Council moves to fund Center for Business and Education
- Published: September 26, 2013
At its Sept. 16 meeting, Village Council took a first step toward approving a Tax Increment Financing, or TIF, funding mechanism to pay for $700,000 in remaining costs for infrastructure development at the Center for Business and Education, or CBE. In recent years the Village has taken on oversight of the project, which was originally developed by Community Resources.
Council members Judith Hempfling, Gerry Simms and Karen Wintrow unanimously agreed to move ahead; Rick Walkey and Lori Askeland were both absent. Council requested that a resolution to approve the TIF be prepared for Council’s next meeting, on Oct. 7.
“It’s a large investment, but one that will repay the Village and local schools in property tax and jobs,” Wintrow said. “We’re being asked to take a little bit of a gamble but I think we’re in a position to do that.”
At Council’s last meeting CR Board Member Jerry Sutton made a request from that group that the Village fill the funding gap for the CBE that was left when a Ohio Department of Transportation grant for about $344,000 was rescinded earlier this year. The grant was dropped due to the delay in developing the CBE, which has been in the design phase for over five years. In an earlier interview, Sutton linked the delay to the extended period around the Village submissions to ODOT of engineering designs, and ODOT’s request for changes. The Village had contracted with Jacobs Engineering for the designs.
The total amount needed to finish the project is $1.1 million.
The Village also has a federal Army Corps of Engineers grant of $412,000 for the project, along with $27,000 from Community Resources and $50,000 from the Township Trustees.
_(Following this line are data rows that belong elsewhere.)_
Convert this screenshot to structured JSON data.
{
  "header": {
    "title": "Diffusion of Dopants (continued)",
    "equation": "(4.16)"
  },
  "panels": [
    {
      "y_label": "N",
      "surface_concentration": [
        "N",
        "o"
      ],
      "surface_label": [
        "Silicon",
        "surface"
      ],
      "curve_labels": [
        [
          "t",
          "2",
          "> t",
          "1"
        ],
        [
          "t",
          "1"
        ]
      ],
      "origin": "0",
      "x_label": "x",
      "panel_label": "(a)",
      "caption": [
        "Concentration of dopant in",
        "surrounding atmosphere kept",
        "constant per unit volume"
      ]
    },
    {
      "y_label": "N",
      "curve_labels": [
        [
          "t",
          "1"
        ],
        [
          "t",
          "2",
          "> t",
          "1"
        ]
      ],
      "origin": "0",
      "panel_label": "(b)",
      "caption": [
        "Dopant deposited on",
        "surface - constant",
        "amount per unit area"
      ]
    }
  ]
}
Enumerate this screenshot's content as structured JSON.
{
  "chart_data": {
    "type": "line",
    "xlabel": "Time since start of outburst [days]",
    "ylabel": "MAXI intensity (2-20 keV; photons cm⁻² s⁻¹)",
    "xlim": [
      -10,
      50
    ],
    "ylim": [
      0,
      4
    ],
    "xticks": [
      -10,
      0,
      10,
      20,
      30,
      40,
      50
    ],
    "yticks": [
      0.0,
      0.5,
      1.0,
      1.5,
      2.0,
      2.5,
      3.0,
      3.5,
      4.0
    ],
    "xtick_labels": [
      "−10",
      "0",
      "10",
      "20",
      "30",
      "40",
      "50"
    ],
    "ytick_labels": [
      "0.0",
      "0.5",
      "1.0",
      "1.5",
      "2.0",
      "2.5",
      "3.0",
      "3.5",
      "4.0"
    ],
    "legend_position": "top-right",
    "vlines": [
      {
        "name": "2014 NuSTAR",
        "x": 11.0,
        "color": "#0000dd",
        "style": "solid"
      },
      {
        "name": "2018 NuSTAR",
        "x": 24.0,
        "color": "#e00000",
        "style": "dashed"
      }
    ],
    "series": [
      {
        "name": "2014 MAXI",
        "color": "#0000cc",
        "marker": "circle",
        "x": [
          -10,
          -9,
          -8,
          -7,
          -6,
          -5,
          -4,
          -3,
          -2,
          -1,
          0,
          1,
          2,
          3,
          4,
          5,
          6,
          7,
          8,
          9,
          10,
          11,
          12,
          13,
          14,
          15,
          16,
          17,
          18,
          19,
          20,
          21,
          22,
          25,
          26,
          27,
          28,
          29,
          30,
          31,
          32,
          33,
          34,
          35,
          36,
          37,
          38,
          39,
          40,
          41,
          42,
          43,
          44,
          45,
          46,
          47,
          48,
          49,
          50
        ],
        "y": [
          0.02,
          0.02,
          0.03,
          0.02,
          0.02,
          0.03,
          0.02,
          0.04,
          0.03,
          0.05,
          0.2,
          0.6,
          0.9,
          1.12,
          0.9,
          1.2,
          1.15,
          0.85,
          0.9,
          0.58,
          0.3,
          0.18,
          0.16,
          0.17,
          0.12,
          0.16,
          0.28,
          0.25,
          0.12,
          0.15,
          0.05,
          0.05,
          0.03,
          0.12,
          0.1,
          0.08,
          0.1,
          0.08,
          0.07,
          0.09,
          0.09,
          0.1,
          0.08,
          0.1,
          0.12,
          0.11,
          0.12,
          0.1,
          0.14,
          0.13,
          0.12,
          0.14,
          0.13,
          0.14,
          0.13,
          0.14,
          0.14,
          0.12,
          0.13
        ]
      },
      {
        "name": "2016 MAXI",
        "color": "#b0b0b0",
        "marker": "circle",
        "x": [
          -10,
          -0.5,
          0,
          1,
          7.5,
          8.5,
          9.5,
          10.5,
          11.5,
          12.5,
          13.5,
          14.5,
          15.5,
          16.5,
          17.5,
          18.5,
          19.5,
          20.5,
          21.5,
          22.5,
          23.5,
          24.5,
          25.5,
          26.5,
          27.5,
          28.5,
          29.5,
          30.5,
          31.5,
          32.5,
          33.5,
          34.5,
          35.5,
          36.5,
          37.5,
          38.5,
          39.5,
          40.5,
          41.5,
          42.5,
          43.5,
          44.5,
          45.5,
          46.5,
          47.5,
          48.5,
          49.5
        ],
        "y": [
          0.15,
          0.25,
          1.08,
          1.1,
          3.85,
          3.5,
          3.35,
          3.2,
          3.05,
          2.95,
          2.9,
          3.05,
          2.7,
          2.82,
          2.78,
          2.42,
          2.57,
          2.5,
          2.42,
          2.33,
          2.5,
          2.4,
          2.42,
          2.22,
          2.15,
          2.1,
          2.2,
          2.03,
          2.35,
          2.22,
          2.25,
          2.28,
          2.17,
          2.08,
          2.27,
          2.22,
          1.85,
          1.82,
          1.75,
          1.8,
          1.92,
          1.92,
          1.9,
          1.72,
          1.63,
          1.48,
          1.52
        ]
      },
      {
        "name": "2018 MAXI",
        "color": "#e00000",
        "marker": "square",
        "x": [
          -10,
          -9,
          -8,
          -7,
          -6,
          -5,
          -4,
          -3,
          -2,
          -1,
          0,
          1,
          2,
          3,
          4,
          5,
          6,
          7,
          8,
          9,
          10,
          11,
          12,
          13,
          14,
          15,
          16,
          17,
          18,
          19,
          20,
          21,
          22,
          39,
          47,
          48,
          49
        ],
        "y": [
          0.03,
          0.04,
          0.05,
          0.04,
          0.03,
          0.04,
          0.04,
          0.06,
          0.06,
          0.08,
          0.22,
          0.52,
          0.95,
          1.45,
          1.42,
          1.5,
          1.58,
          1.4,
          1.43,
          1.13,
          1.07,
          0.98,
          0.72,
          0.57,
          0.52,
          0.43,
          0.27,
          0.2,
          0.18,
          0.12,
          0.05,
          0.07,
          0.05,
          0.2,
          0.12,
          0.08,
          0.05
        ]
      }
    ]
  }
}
Sutton repeated the CR request at Council’s Sept. 16 meeting. Because the Village had earlier agreed to oversee the state and federal grants for the project, it has a “moral obligation” to follow through on finishing the project, he said. And the project will be a significant boost for local economic development, Sutton said, citing his own study that projects that, once filled with businesses, the CBE will bring to the Village about $800,000 annually in property and income taxes, versus the $250 currently paid in property tax.
“From $250 to $800,000, it’s a straightforward business decision,” he said.
Attorney Margaret Comey of the Cincinnati firm Squires Sanders presented information on funding options for the CBE, using the higher figure of $700,000 to allow for 10 percent in cost overruns. Along with the amount needed to fill the gap, CBE promoters are also concerned that further delays could result in losing the USACE grant, resulting in a far larger total cost for the project, so that time is of the essence.
“A key objective is to move ahead quickly to protect the $412,000 federal grant,” she said.
Given the need for speed and flexibility, Comey recommended the TIF funding mechanism, which allows the Village to leverage future property tax revenues from the CBE to pay for current infrastructure improvements. After the property is developed, and businesses occupy the space, the Village would receive the amount that the businesses normally pay for their property tax, and use that revenue to repay the original loan. The TIF would also affect local schools, which receive a larger portion of property tax, by delaying the amount that they receive, although it would not diminish that amount, according to Comey. However, the Village should discuss the TIF with the school district to clarify the funding option, she said.
The TIF would be in the form of bond anticipation notes, or BANs, which are bond notes that are renewed yearly, as compared to the longer-term financing of a fixed term bond, according to Comey. The Village could move ahead faster with notes rather than bonds, according to Comey, who recommended them due to their relative speed. Because it takes about 90 days to create a TIF area, the Village could move ahead on financing by early 2014.
“This is an important tool for economic development,” Comey said. Village Manager Laura Curliss, who was not at the meeting, also recommended the TIF in a written memo.
In the years it takes to complete the CBE before business owners begin paying property tax, the Village will pay about 1 percent, or $7,000 yearly on interest on the TIF, according to Comey. That amount is available in a fund for Village economic development, according to Hempfling, although Council could also elect to pay it out of the Village general fund budget.
In other Sept. 16 Council business:
• Council unanimously approved a resolution naming Kent Bristol as interim Village manager after Curliss leaves her job on Oct. 2. Bristol is this week meeting with the Village departments and next week will be oriented by Curliss, who is taking vacation this week.
• Council approved the second and final reading of the revised Village zoning code, which has taken two years to develop.
“It’s a great document, worthy of our two years of work,” Wintrow said.
• Council heard a request from Mary Cargan of the Fair Acres neighborhood about the need to repair that area’s subpar streets. Council is planning to discuss needed repairs at its next meeting, Hempfling said.
• Council approved a contract with Village Solicitor Chris Conard for the coming year.
Council’s next meeting is Monday, Oct. 7 in Council chambers.